Sur la route au milieu du blanc infini, nous étions ivres de musiques, le regard luisant. J’ai posé ma main sur la sienne qui tenait le levier de vitesse. ll était bon de plonger dans ces montagnes que nous avions l’habitude de voir de loin tous les jours. Une lumière toute particulière régnait aux abords du fjord, réfléchie par la neige.
Entre nous, restait tout de même une zone d’ombre à éclaircir par les mots.
— Dalil m’a dit un jour que les filles ne t’intéressaient pas.
— Comment ça ?
— Eh bien, il a laissé entendre que tu étais un homme à hommes… et que c’est pour cette raison que tu avais quitté les tiens.
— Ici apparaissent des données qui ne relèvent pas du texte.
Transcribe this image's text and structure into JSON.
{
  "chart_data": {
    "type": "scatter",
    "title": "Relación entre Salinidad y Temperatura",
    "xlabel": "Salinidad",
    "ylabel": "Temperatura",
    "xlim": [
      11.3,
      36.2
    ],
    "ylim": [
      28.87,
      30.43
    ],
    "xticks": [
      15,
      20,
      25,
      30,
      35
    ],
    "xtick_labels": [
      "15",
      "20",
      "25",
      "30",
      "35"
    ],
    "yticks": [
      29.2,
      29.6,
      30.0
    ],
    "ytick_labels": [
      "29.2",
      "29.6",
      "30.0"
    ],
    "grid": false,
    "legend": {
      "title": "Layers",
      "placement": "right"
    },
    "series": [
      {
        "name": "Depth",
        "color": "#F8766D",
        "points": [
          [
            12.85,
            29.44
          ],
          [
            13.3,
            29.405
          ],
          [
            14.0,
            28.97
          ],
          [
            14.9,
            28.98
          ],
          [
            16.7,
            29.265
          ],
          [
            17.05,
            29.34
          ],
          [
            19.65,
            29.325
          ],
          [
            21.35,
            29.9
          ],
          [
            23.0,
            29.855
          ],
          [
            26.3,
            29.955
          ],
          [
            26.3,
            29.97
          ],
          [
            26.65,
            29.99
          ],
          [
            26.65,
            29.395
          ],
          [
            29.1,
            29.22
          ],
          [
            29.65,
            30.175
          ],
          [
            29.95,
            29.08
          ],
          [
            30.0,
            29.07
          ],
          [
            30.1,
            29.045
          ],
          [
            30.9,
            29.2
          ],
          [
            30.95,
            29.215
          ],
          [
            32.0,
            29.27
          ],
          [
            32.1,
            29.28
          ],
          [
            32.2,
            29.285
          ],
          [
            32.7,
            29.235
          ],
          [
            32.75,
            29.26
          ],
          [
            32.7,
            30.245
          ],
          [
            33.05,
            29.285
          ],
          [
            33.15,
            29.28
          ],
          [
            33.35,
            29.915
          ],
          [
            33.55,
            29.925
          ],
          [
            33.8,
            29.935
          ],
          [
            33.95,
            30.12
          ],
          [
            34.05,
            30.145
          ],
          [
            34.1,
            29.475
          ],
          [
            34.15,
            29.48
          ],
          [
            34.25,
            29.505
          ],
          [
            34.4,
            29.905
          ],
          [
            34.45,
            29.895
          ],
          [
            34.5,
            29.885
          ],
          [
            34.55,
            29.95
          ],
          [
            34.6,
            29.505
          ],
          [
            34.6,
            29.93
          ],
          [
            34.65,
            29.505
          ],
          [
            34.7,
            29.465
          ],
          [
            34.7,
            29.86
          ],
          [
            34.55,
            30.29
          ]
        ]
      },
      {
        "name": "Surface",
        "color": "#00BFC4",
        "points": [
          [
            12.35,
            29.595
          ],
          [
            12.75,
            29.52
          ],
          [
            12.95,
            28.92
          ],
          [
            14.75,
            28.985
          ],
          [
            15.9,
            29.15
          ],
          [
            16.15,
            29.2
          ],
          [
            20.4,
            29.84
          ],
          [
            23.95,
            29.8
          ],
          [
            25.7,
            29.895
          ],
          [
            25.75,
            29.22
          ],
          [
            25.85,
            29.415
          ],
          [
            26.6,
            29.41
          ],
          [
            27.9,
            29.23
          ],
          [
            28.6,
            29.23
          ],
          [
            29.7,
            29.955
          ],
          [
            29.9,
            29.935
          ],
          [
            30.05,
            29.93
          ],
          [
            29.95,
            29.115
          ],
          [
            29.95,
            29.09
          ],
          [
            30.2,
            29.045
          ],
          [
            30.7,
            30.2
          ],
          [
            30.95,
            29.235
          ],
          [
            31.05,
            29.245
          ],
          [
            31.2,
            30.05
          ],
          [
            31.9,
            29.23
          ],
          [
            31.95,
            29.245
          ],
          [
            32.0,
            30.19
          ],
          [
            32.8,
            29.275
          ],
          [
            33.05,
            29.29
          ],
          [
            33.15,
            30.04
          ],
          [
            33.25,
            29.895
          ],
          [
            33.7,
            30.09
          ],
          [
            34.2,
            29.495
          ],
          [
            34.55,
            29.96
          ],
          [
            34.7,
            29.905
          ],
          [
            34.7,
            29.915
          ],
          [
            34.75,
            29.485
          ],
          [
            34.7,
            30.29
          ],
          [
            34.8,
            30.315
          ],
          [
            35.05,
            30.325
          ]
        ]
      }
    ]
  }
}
Qadir a failli s’étouffer avec les amandes qu’il était en train de grignoter.
— De quand datent ces histoires de Dadji à mon sujet ?
— Quand je venais d’emménager chez vous.
Il a regardé au loin jusqu’à parvenir en haut de la côte en accélérant.
— De quoi a-t-on l’air maintenant ? J’espère que tu n’es pas vexée…
— Ne t’en fais pas. Il n’y a pas de place en mon coeur pour être vexée maintenant.
La musique accompagne les variations du paysage.
Des morceaux de glace flottaient sur la mer grise. Quelques fermes esseulées persistaient en silence dans cette nature sans limite.
Qu’est-ce qu’on va devenir ? Cette question qui nous brûlait le ventre lorsque nos yeux se croisaient dans un soupir.
— C’est toi qui décides. Si tout ça doit disparaître, il faudra que tu me le dises avant que… Enfin, autant dire que j’aurais vite fait de m’attacher. Je ne suis ni un homme à hommes ni un homme à femmes au pluriel. Mon cœur s’exprime au singulier… Je ne veux pas te faire peur. Je sais qu’ici en occident, on tente, on laisse voir jusqu’où la pâte lève avant de s’affaisser. Ce n’est pas mon cas et c’est pour cela que je suis célibataire jusqu’ici. Car je ne souhaite pas m’engager à moitié.
Nous sommes descendus aux abords d’une forêt de conifères enneigés. J’ai suivi Qadir qui connaissait l’endroit. Nous marchions d’un bon pas afin de ne pas laisser le froid nous pénétrer. Nos pieds faisaient craquer la neige. Guidés par le murmure d’un cours d’eau, nous avons atteint une petite cascade au milieu de nulle part. L’eau tombait entre les roches noires décorées de stalactites. Tels des amoureux en sortie, nous nous sommes pris en photo devant ce spectacle. Le ruisseau nous invitait à le suivre en amont où se trouvaient d’autres chutes d’eau.
Gravissant les collines, nous profitions, nous riions, Qadir criait mon prénom qui se répercutait dans l’espace. “Je ne m’y connais pas beaucoup en islandais, m’a-t-il confié, mais il y a un mot qui me plait beaucoup, il s’agit de bergmál, qui veut dire “écho”, et qu’on peut traduire littéralement par “langue de la roche”.”
Certaines portions du sentier étaient recouvertes d’une glace inadhérente. Qadir me tendait toujours une main forte pour les traverser. Des gouttes d’eau suspendues aux branches scintillaient de lueurs orangées. Seuls au monde, un baiser volé dans cette nature grandiose, mon cœur gonflé d’extase soulevait mes pieds au-dessus du sol… Nous dansions, les mots rares, de peur que ceux-ci ne nous fassent redescendre.